SOURCE : Cass Soc., 19 novembre 2014, Arrêt n°2062 FS- D (n° 13-22.686).
Un salarié avait été recruté par contrat à durée indéterminée du 1er juillet 2005 en qualité de Directeur des opérations d’une société au sein de laquelle il fut ensuite désigné comme Directeur Général Adjoint à partir du 1er janvier 2007, tout en conservant ses fonctions salariées de Directeur des opérations.
Sa rémunération était composée d’une partie fixe et d’une partie variable, calculée sur la base de 60 % de la rémunération annuelle brute et déterminée en fonction de la réalisation d’objectifs annuels fixés d’un commun accord.
La partie variable de sa rémunération ne lui ayant pas été versée, le salarié, constatant en outre que la société avait nommé en ses lieu et place un nouveau Directeur des opérations, le salarié a saisi le Conseil des Prud’hommes le 03 juillet 2008 aux fins notamment de voir prononcer la résiliation judiciaire de son contrat de travail aux torts de son employeur, outre le paiement de diverses sommes liées à la qualification de la rupture.
Ensuite de cette saisine, l’employeur licenciait le salarié pour faute lourde le 03 octobre 2008.
Les Juges du fond ont accueilli la demande du salarié et prononcé la résiliation du contrat de travail aux torts exclusifs de l’employeur, de sorte que celui-ci a été condamné à indemniser le salarié.
Toutefois, les Juges du fond ont rejeté la demande du salarié sollicitant la condamnation de l’employeur à lui verser des dommages et intérêts pour compenser la perte de chance de bénéficier des bons de créateur d’entreprise (BCE) qui lui avaient été attribués par une délibération du Conseil d’Administration de la société le 12 octobre 2006.
En effet, cette délibération lui avait octroyé 5000 bons, chacun lui donnant droit de souscrire au-delà de deux ans d’ancienneté et dans un délai de 5 ans à compter de la délibération à une action nouvelle de la société, seuls la démission ou le licenciement faisant perdre au salarié le bénéfice de ces bons.

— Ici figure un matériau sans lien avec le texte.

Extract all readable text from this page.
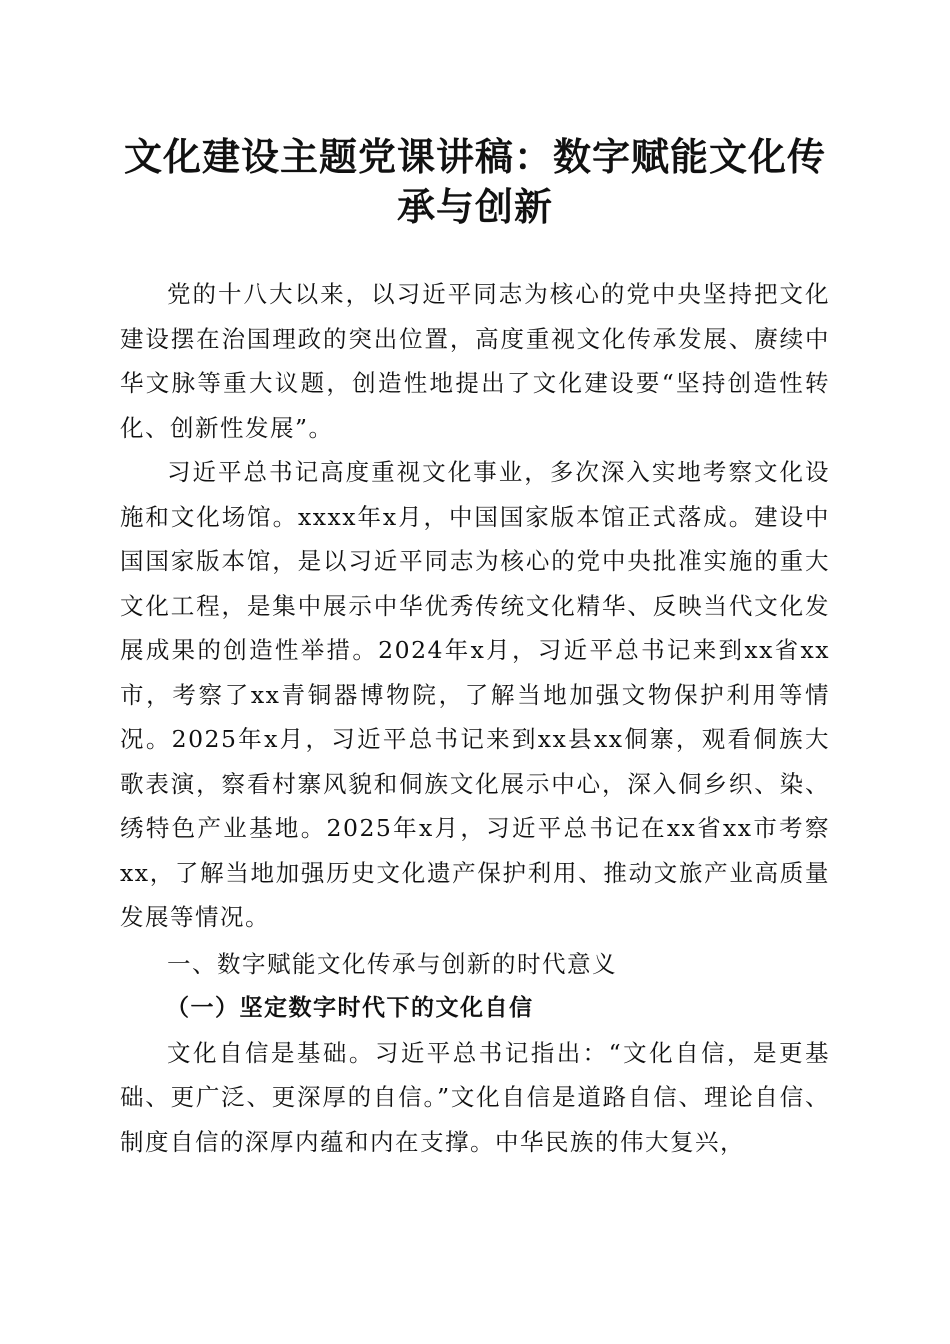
文化建设主题党课讲稿：数字赋能文化传承与创新

党的十八大以来，以习近平同志为核心的党中央坚持把文化建设摆在治国理政的突出位置，高度重视文化传承发展、赓续中华文脉等重大议题，创造性地提出了文化建设要“坚持创造性转化、创新性发展”。

习近平总书记高度重视文化事业，多次深入实地考察文化设施和文化场馆。xxxx年x月，中国国家版本馆正式落成。建设中国国家版本馆，是以习近平同志为核心的党中央批准实施的重大文化工程，是集中展示中华优秀传统文化精华、反映当代文化发展成果的创造性举措。2024年x月，习近平总书记来到xx省xx市，考察了xx青铜器博物院，了解当地加强文物保护利用等情况。2025年x月，习近平总书记来到xx县xx侗寨，观看侗族大歌表演，察看村寨风貌和侗族文化展示中心，深入侗乡织、染、绣特色产业基地。2025年x月，习近平总书记在xx省xx市考察xx，了解当地加强历史文化遗产保护利用、推动文旅产业高质量发展等情况。

一、数字赋能文化传承与创新的时代意义

（一）坚定数字时代下的文化自信

文化自信是基础。习近平总书记指出：“文化自信，是更基础、更广泛、更深厚的自信。”文化自信是道路自信、理论自信、制度自信的深厚内蕴和内在支撑。中华民族的伟大复兴，
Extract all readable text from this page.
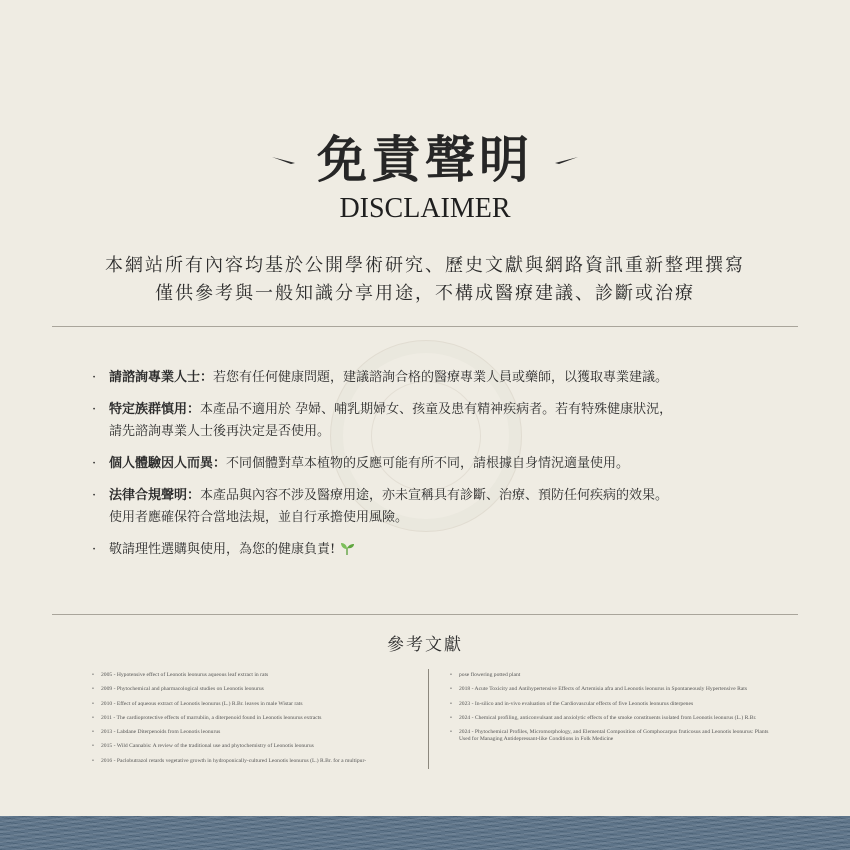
免責聲明
DISCLAIMER
本網站所有內容均基於公開學術研究、歷史文獻與網路資訊重新整理撰寫
僅供參考與一般知識分享用途，不構成醫療建議、診斷或治療
· 請諮詢專業人士：若您有任何健康問題，建議諮詢合格的醫療專業人員或藥師，以獲取專業建議。
· 特定族群慎用：本產品不適用於 孕婦、哺乳期婦女、孩童及患有精神疾病者。若有特殊健康狀況，
請先諮詢專業人士後再決定是否使用。
· 個人體驗因人而異：不同個體對草本植物的反應可能有所不同，請根據自身情況適量使用。
· 法律合規聲明：本產品與內容不涉及醫療用途，亦未宣稱具有診斷、治療、預防任何疾病的效果。
使用者應確保符合當地法規，並自行承擔使用風險。
· 敬請理性選購與使用，為您的健康負責!
參考文獻
•	2005 - Hypotensive effect of Leonotis leonurus aqueous leaf extract in rats
•	2009 - Phytochemical and pharmacological studies on Leonotis leonurus
•	2010 - Effect of aqueous extract of Leonotis leonurus (L.) R.Br. leaves in male Wistar rats
•	2011 - The cardioprotective effects of marrubiin, a diterpenoid found in Leonotis leonurus extracts
•	2013 - Labdane Diterpenoids from Leonotis leonurus
•	2015 - Wild Cannabis: A review of the traditional use and phytochemistry of Leonotis leonurus
•	2016 - Paclobutrazol retards vegetative growth in hydroponically-cultured Leonotis leonurus (L.) R.Br. for a multipur-
•	pose flowering potted plant
•	2018 - Acute Toxicity and Antihypertensive Effects of Artemisia afra and Leonotis leonurus in Spontaneously Hypertensive Rats
•	2023 - In-silico and in-vivo evaluation of the Cardiovascular effects of five Leonotis leonurus diterpenes
•	2024 - Chemical profiling, anticonvulsant and anxiolytic effects of the smoke constituents isolated from Leonotis leonurus (L.) R.Br.
•	2024 - Phytochemical Profiles, Micromorphology, and Elemental Composition of Gomphocarpus fruticosus and Leonotis leonurus: Plants Used for Managing Antidepressant-like Conditions in Folk Medicine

Pour rejeter cette demande, les Juges du fond et notamment la Cour d’Appel de VERSAILLES, dans un Arrêt du 13 juin 2013, vont considérer qu’au moment de la rupture le salarié n’avait toujours pas exercé la faculté dont il bénéficiait depuis deux ans, que l’exercice de cette faculté impliquait qu’il débourse d’abord le prix des actions que chaque bon attribué lui donnait droit de souscrire avant de pouvoir espérer en tirer profit par la perception de dividendes ou de la revente de ces actions, et qu’en outre, il n’avait fourni aucun élément permettant d’apprécier l’évolution du cours des actions de la société et de leur rentabilité, de sorte que la perte de chance prétendument subie par le salarié n’était pas suffisamment démontrée.
Ensuite de cette décision, le salarié se pourvoit en Cassation.
Bien lui en prit, puisque la Haute Cour va accueillir l’argumentation du salarié.
Relevant au contraire que le salarié aurait disposé d’un délai plus long pour lever les options si son contrat de travail s’était poursuivi, de sorte qu’il a été privé de la possibilité d’exercer son droit à de meilleures conditions et par là d’une chance de gain, et que la Cour qui disposait de ces éléments aurait dû mesurer la réparation à la chance perdue, de sorte qu’en statuant comme elle l’a fait, elle a violé les articles L.1235-3 du Code du Travail et L.1134 et 1147 du Code Civil.
Par suite, la Chambre Sociale casse et annule l’Arrêt d’Appel, mais seulement en ce qu’il avait débouté le salarié de sa demande de dommages et intérêts pour perte des options de souscription d’action.